Uma nova linha de investigação sobre a morte do cão comunitário Orelha, em Florianópolis (SC), ganhou destaque após depoimentos de um porteiro que vinha enfrentando conflitos com um grupo de adolescentes da região. Segundo o trabalhador, os jovens, que já geravam problemas no entorno do condomínio onde ele trabalha, teriam “parece, que deram umas pauladas em um cachorro” na mesma noite em que houve uma briga entre eles.
O depoimento foi citado em reportagem que teve acesso a áudios e relatos relacionados à investigação da Polícia Civil de Santa Catarina, responsável por apurar o caso de maus-tratos que resultou na morte de Orelha no início de janeiro.
Relato do porteiro e antecedentes de hostilidade
O porteiro, que atua em um condomínio próximo à Praia Brava, afirmou que vinha sofrendo hostilidades e xingamentos do grupo de adolescentes durante as madrugadas, incluindo episódios de depredação e insultos como “porteiro de merda” e “assalariado”. Em um áudio divulgado à polícia, o homem afirmou:
“Na mesma noite que eles arranjaram confusão comigo, eles, parece, que deram umas pauladas em um cachorro… É seis folgados. São seis folgados que tem aí.”
Apesar da declaração, ele ressaltou que não presenciou diretamente o momento em que o cão teria sido agredido e, por isso, não pôde afirmar com certeza que os adolescentes foram os autores das agressões. “Se eu tivesse visto batendo no cachorro, eu diria que eram eles”, disse o porteiro em depoimento oficial.
Investigação e buscas policiais
A Polícia Civil de Santa Catarina tem investigado o caso como crime de maus-tratos a animal, com base em imagens de câmeras de segurança, laudos veterinários que apontaram ferimentos contundentes em Orelha e relatos de testemunhas.

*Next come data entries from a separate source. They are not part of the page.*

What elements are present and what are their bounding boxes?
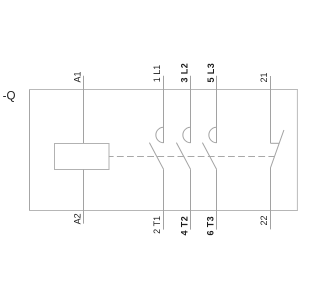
svg-text:21: 21 (259, 72, 269, 82)
svg-text:A1: A1 (73, 71, 83, 82)
svg-text:22: 22 (259, 216, 269, 226)
moving contact blade pole 1 (149, 143, 163, 170)
svg-text:4 T2: 4 T2 (179, 216, 189, 236)
fixed contact arc pole 2 (183, 127, 191, 142)
wire 22 stub (270, 168, 272, 230)
fixed contact arc pole 1 (156, 127, 164, 142)
mechanical linkage dashed line (109, 156, 275, 158)
fixed contact seat aux (271, 142, 280, 144)
svg-text:6 T3: 6 T3 (205, 216, 215, 236)
moving contact blade pole 3 (202, 143, 216, 170)
moving contact blade aux (271, 130, 284, 168)
svg-text:A2: A2 (73, 213, 83, 224)
svg-text:5 L3: 5 L3 (206, 63, 216, 83)
wire 6T3 stub (216, 169, 218, 229)
contactor outline box top edge (29, 89, 298, 91)
coil -Q (55, 144, 110, 170)
wire 4T2 stub (190, 169, 192, 229)
wire 1L1 stub (163, 76, 165, 143)
wire A2 stub (83, 170, 85, 224)
svg-text:3 L2: 3 L2 (180, 63, 190, 83)
wire 3L2 stub (190, 76, 192, 143)
svg-text:2 T1: 2 T1 (152, 216, 162, 234)
auxiliary NC contact 21-22 (271, 76, 284, 229)
wire A1 stub (83, 76, 85, 144)
contactor outline box right edge (296, 89, 298, 211)
wire 21 stub (270, 76, 272, 143)
contactor outline box bottom edge (29, 210, 298, 212)
main contact pole 3 (L3-T3) (202, 76, 216, 230)
wire 2T1 stub (163, 169, 165, 229)
fixed contact arc pole 3 (209, 127, 217, 142)
main contact pole 2 (L2-T2) (176, 76, 190, 230)
contactor outline box left edge (29, 89, 31, 211)
svg-text:-Q: -Q (3, 90, 16, 103)
main contact pole 1 (L1-T1) (149, 76, 163, 230)
wire 5L3 stub (216, 76, 218, 143)
moving contact blade pole 2 (176, 143, 190, 170)
svg-text:1 L1: 1 L1 (152, 65, 162, 83)
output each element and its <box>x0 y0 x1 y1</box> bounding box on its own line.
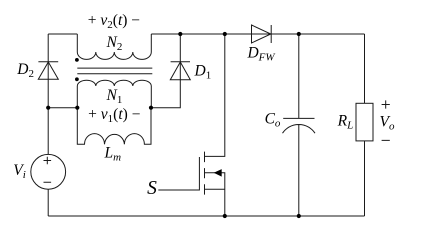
svg-text:Co: Co <box>265 111 281 130</box>
svg-text:D2: D2 <box>16 61 34 80</box>
svg-text:DFW: DFW <box>246 45 275 64</box>
svg-text:S: S <box>147 178 157 199</box>
svg-text:D1: D1 <box>194 62 212 81</box>
svg-text:N2: N2 <box>105 34 122 53</box>
svg-text:+ v1(t) −: + v1(t) − <box>88 106 140 125</box>
svg-text:Vo: Vo <box>380 114 395 133</box>
svg-text:+ v2(t) −: + v2(t) − <box>88 12 140 31</box>
svg-text:Lm: Lm <box>104 144 122 163</box>
svg-text:Vi: Vi <box>13 162 26 181</box>
svg-text:RL: RL <box>337 113 354 132</box>
svg-text:N1: N1 <box>105 87 122 106</box>
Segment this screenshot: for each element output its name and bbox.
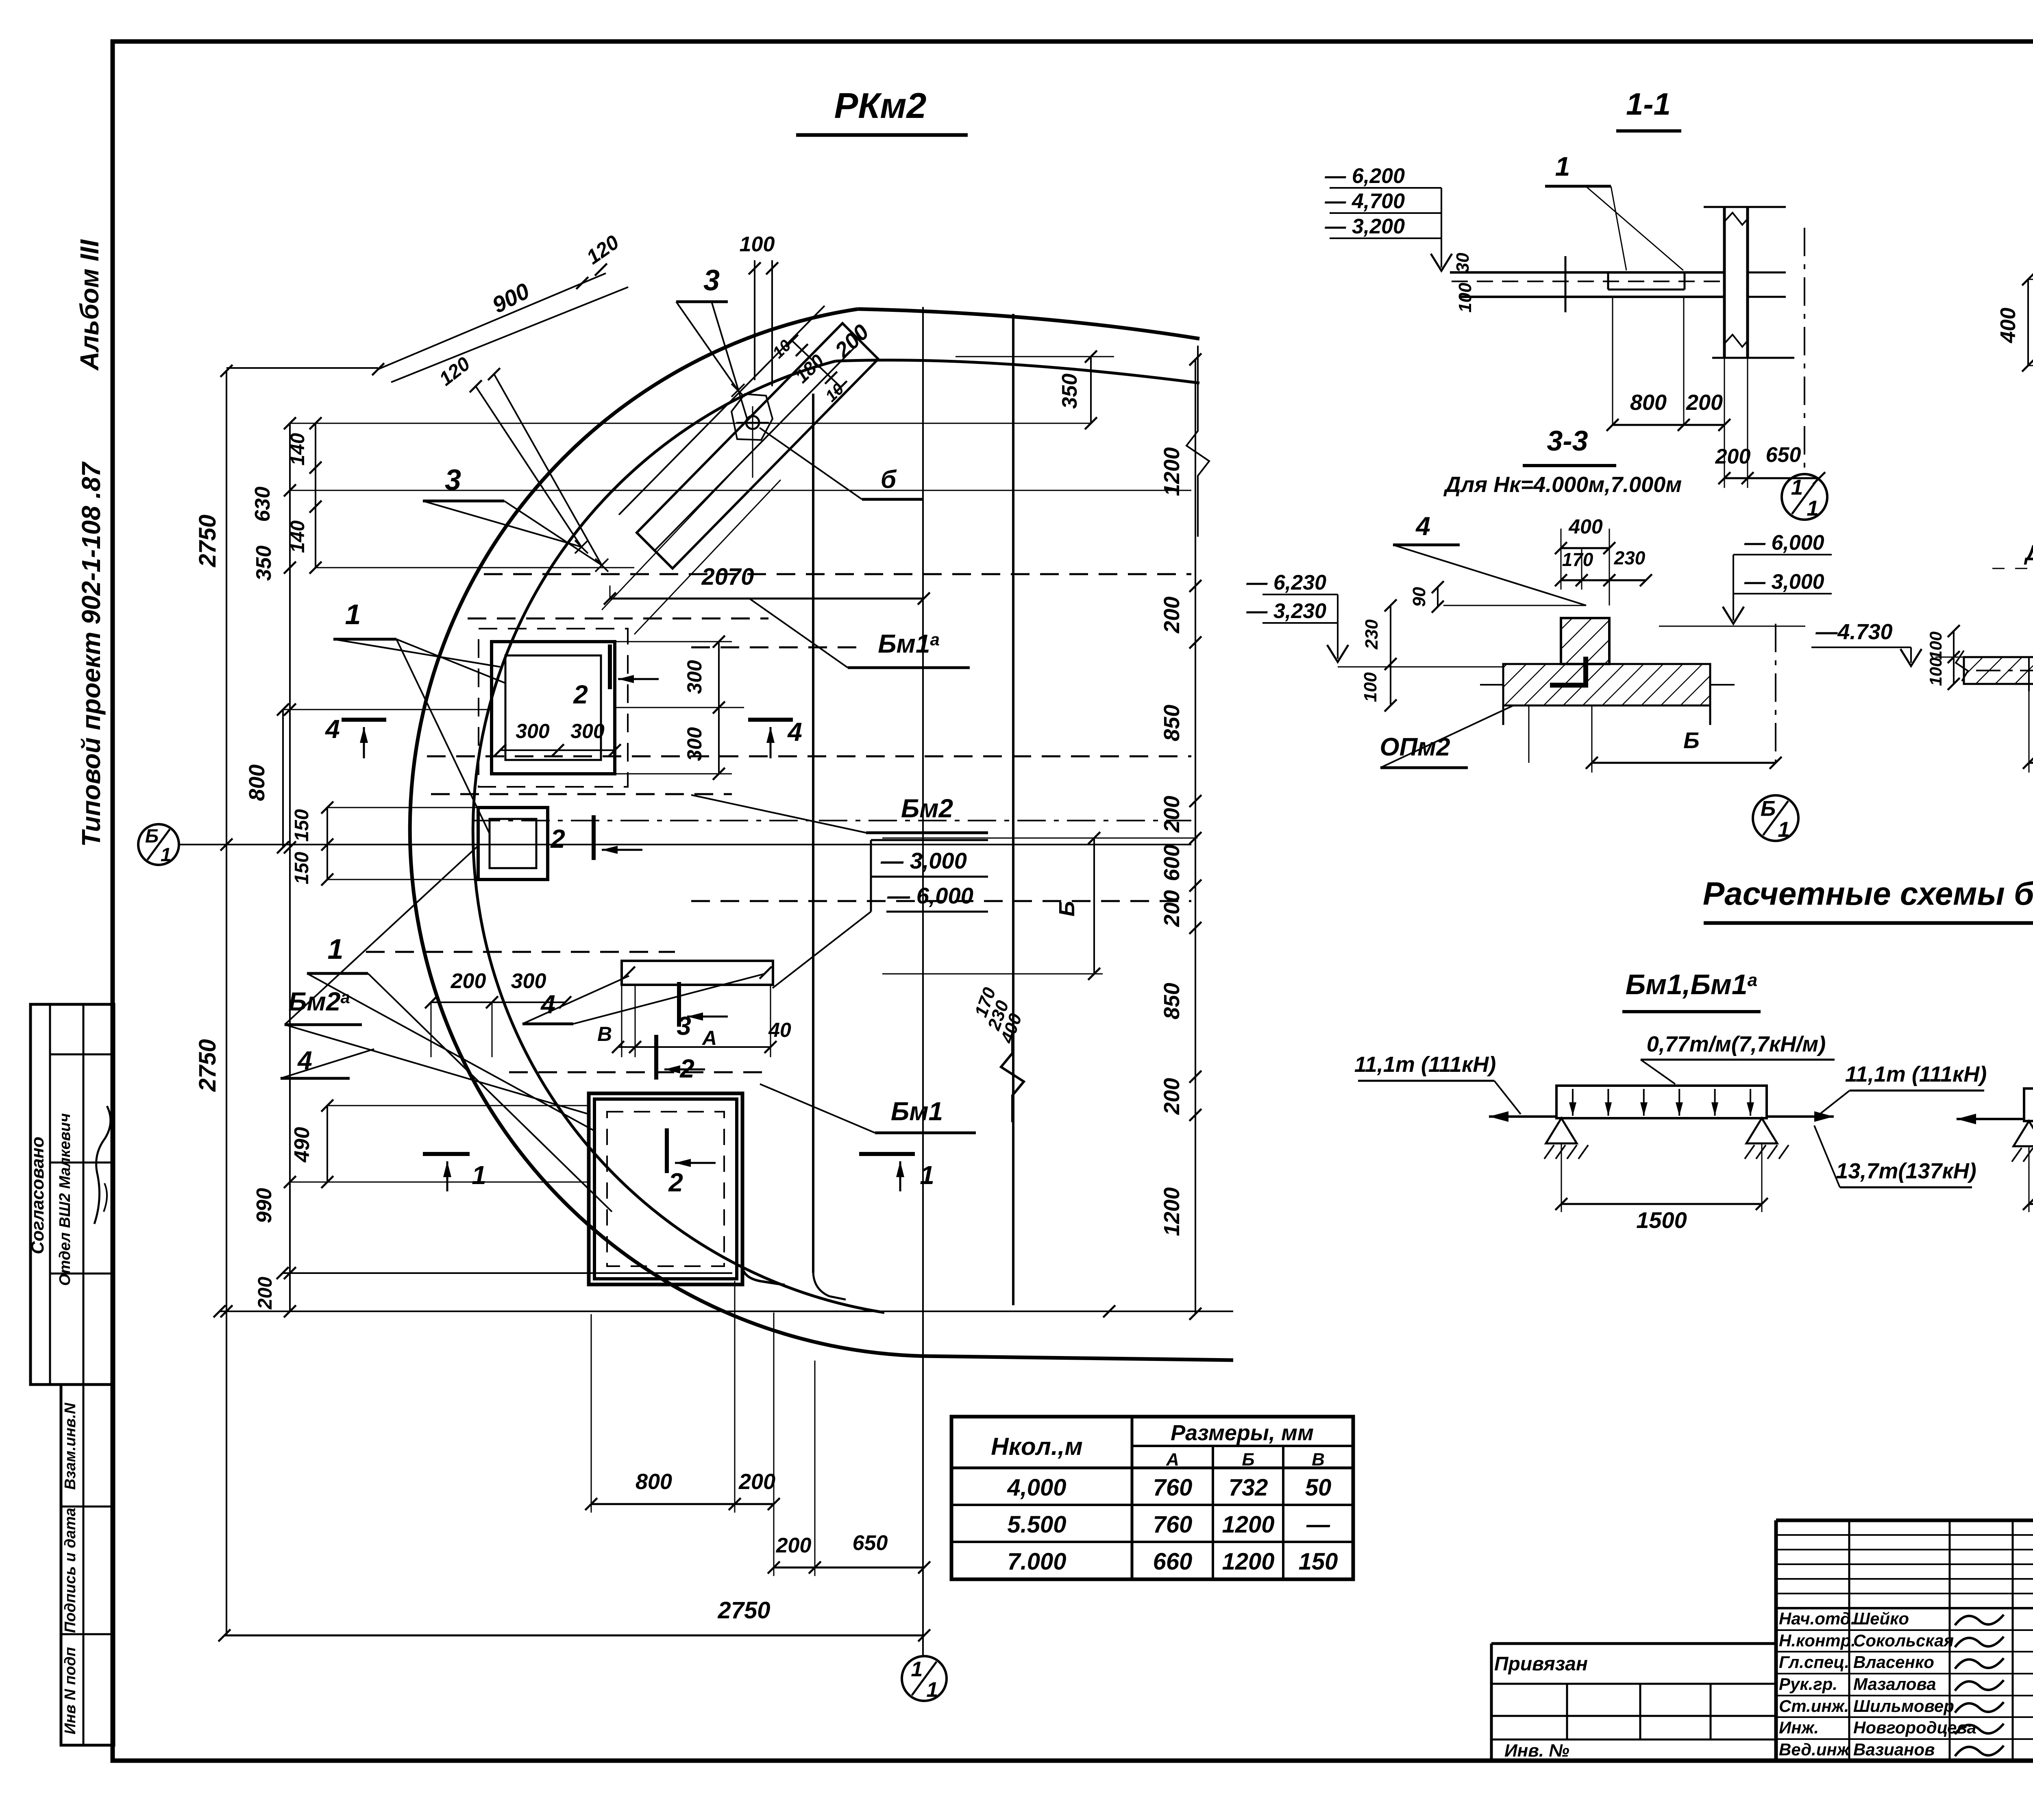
svg-text:А: А xyxy=(1166,1450,1179,1469)
svg-text:630: 630 xyxy=(251,487,274,522)
svg-text:650: 650 xyxy=(1766,443,1801,467)
svg-text:1: 1 xyxy=(472,1160,486,1190)
svg-text:230: 230 xyxy=(1362,619,1382,650)
svg-text:Рук.гр.: Рук.гр. xyxy=(1779,1674,1837,1694)
svg-text:Для Нк= 5,500м: Для Нк= 5,500м xyxy=(2024,541,2033,565)
svg-text:7.000: 7.000 xyxy=(1007,1548,1066,1575)
svg-text:1200: 1200 xyxy=(1222,1548,1274,1575)
svg-text:Отдел ВШ2 Малкевич: Отдел ВШ2 Малкевич xyxy=(57,1113,74,1286)
svg-text:650: 650 xyxy=(853,1531,888,1555)
svg-text:300: 300 xyxy=(683,660,706,694)
svg-text:100: 100 xyxy=(1926,657,1945,686)
svg-text:Инв. №: Инв. № xyxy=(1504,1741,1569,1761)
svg-text:0,77т/м(7,7кН/м): 0,77т/м(7,7кН/м) xyxy=(1647,1032,1826,1056)
svg-text:Размеры, мм: Размеры, мм xyxy=(1171,1421,1314,1445)
svg-text:4,000: 4,000 xyxy=(1007,1474,1066,1501)
svg-text:Новгородцева: Новгородцева xyxy=(1853,1718,1976,1737)
svg-text:— 3,000: — 3,000 xyxy=(1744,570,1824,594)
svg-text:170: 170 xyxy=(1562,549,1593,570)
svg-text:1: 1 xyxy=(920,1160,934,1190)
svg-text:Привязан: Привязан xyxy=(1494,1653,1588,1675)
svg-text:1: 1 xyxy=(926,1678,938,1702)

Segundo a investigação, quatro adolescentes são suspeitos de envolvimento nas agressões que deixaram o cão gravemente ferido, levando à sua morte após eutanásia em uma clínica veterinária.
A investigação também apurou conflitos entre os adolescentes e o porteiro, que teriam sido registrados em vídeos e áudios analisados pela polícia. Em resposta a ameaças e tentativas de coação de testemunhas, foram cumpridos mandados de busca e apreensão nos endereços dos jovens e de seus responsáveis.
Estado do cão e repercussão
Orelha, que vivia há cerca de 10 anos como um cão comunitário querido pelos moradores da Praia Brava, foi encontrado com severas lesões na cabeça e em outras partes do corpo, compatíveis com agressões por objeto contundente — como um pedaço de pau ou garrafa — segundo laudo divulgado pela polícia.
O caso ganhou grande repercussão nacional e levou a protestos em diversas cidades brasileiras pedindo “Justiça por Orelha”, movimentos de ativistas pelos direitos dos animais e debates sobre a proteção legal contra maus-tratos.
A investigação segue em andamento sob sigilo, e a Polícia Civil continua a coletar depoimentos e provas para esclarecer de forma detalhada as circunstâncias que levaram ao ataque e à morte do cão comunitário.